Monday, Jul. 21, 1952

A Candidate's Education

Until he came to Chicago, Ike Eisenhower had never been within buttonholing distance of a national political convention. But he caught the fever almost from the moment he forted up in his suite at the Blackstone Hotel on Saturday before the big show began. And like anyone else at his first convention, Ike discovered that some mighty odd characters are swept along by the human tides that flow noisily in & out of political headquarters.

Crackpots hustled in by the dozens to give him the benefit of grandiose schemes for victory.
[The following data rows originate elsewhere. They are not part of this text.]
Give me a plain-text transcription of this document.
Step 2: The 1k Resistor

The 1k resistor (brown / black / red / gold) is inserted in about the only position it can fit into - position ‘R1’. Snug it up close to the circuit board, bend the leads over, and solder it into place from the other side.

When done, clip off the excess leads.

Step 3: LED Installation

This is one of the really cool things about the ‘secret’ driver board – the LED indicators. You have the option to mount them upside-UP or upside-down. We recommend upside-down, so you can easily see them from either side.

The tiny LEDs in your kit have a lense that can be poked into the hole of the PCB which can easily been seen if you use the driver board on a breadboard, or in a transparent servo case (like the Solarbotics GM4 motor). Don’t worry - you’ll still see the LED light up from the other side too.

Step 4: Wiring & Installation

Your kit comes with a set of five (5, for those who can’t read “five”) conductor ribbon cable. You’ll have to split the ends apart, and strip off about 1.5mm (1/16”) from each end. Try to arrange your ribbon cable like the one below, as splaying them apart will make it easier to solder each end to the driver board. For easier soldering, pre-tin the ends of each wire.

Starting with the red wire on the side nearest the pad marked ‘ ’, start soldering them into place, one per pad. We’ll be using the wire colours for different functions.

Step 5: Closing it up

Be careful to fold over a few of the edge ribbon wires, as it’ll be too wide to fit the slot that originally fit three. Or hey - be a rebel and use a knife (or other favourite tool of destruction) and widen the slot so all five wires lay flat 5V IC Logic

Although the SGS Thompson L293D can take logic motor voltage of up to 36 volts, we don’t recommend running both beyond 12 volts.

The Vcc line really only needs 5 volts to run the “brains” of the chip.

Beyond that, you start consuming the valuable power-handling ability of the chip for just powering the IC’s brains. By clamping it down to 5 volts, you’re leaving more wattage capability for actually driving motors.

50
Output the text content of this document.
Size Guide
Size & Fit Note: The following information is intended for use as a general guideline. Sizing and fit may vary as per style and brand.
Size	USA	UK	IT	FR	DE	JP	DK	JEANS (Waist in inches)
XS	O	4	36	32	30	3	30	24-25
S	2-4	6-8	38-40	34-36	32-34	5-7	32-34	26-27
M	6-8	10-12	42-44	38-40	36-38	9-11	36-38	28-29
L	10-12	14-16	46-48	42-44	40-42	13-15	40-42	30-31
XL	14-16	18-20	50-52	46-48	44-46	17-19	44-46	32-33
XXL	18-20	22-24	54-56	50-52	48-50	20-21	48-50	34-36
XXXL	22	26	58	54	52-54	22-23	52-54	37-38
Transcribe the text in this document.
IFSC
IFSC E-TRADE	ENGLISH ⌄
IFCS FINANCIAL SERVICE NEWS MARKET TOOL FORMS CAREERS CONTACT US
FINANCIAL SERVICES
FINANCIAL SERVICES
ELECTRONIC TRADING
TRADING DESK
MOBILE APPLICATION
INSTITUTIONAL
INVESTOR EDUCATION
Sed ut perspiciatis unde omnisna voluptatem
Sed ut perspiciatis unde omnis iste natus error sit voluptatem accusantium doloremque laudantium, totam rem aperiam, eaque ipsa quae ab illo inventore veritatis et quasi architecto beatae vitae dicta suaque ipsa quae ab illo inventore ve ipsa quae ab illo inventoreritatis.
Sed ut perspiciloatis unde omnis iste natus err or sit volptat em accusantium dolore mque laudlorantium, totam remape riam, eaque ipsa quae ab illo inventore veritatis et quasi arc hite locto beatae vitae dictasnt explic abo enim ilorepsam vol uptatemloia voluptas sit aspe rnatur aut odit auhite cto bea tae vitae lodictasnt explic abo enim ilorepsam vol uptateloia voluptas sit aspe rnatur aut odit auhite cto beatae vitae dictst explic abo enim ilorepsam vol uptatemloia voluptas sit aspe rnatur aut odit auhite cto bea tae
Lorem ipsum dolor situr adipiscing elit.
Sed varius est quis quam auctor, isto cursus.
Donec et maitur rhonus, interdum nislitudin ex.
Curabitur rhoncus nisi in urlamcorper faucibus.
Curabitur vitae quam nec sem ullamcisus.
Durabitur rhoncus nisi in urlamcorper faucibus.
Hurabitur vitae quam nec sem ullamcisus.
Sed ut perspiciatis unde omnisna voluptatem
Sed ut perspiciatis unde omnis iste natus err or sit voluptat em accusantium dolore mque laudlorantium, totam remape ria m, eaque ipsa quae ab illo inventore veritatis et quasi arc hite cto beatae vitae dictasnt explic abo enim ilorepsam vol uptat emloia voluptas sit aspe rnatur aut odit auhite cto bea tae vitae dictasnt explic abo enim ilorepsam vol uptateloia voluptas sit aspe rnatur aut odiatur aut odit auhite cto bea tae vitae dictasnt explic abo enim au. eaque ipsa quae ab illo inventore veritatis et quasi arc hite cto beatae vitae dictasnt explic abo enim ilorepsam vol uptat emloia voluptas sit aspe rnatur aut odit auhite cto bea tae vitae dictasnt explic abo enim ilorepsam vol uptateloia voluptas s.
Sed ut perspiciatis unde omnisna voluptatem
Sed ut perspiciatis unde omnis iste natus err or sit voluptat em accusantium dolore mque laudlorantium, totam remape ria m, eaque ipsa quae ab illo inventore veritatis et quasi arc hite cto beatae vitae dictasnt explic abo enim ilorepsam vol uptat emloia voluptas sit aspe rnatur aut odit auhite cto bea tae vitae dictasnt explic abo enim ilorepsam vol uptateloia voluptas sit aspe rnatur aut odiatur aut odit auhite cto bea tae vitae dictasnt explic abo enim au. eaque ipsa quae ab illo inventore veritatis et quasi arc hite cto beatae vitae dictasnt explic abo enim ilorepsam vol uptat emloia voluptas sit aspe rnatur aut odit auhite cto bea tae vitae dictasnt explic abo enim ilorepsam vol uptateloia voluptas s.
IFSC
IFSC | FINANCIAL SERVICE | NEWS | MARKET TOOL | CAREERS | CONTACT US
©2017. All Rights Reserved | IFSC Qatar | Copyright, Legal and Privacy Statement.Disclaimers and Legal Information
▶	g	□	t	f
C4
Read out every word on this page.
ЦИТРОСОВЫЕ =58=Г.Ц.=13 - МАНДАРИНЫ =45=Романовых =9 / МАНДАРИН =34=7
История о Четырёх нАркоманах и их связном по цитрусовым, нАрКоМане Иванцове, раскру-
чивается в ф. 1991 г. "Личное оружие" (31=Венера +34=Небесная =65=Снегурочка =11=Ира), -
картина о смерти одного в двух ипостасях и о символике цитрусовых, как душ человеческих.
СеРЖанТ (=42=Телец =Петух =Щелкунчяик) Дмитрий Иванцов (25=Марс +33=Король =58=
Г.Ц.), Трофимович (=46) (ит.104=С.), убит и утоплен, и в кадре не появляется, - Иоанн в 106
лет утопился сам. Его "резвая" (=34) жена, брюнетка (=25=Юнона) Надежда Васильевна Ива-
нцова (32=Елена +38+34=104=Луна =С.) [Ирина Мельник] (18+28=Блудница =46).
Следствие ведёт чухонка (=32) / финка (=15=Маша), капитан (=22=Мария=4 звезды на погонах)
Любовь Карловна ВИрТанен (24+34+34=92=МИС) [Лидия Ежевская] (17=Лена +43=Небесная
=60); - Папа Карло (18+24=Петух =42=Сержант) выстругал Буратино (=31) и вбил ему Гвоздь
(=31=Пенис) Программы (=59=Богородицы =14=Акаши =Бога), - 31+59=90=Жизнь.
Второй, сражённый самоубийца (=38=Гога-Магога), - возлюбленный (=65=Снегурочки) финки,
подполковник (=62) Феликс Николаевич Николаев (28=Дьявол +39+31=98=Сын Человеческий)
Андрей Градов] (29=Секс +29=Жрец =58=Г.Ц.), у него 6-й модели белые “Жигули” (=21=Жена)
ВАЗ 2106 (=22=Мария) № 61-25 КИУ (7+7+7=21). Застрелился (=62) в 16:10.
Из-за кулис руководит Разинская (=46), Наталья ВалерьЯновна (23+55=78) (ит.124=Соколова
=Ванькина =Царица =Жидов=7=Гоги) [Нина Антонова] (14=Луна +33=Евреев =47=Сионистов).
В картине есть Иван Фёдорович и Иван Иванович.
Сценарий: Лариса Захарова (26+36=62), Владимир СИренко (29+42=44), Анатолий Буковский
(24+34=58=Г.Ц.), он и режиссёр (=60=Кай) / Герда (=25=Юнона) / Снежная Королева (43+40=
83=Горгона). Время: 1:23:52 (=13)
One announced that he was the man solely responsible for the victory of Calvin Coolidge--given proper power, he wanted to do the trick for Ike, too. But most of his ilk were politely turned away by pretty, blonde Sally Pillsbury of the famed flour family, a volunteer worker who toiled at the Eisenhower reception desk. A scourge of drunks arrived too, and were yanked out to fresh air by Chicago policemen.

Ike rose each day at 6, and usually made a point of breakfasting with a state delegation. "I am not important," he told a group from Nebraska. "It is the basic belief that is important." To half a hundred Missouri delegates and alternates he used brisker language. "As long as we are in this thing," he said with a grin, "let's stick in it together and throw the stove lid at anything that gets in our way!" "I don't," he told men & women from Oklahoma, "make promises that a bottle of ointment will cure you of everything from poverty to flat feet."

At times he came close to being nonplused. One of three Alaskan delegates-- a small, weatherbeaten man named Gerrit Snider--strode up to him, clutching a bundle wrapped in newspapers. "Would you appoint a native Alaskan, a real sourdough governor of Alaska?" the visitor demanded. Startled, Ike paused a moment, and then said yes. Snider immediately unwrapped the parcel and yanked out a two-skin sable choker.

"What," Ike gulped, "is this--mink?" It was sable, Snider announced. He added proudly that he had trapped it himself. "Mamie will love this," the general said, accepting the gift, "but remember now, this is no political deal."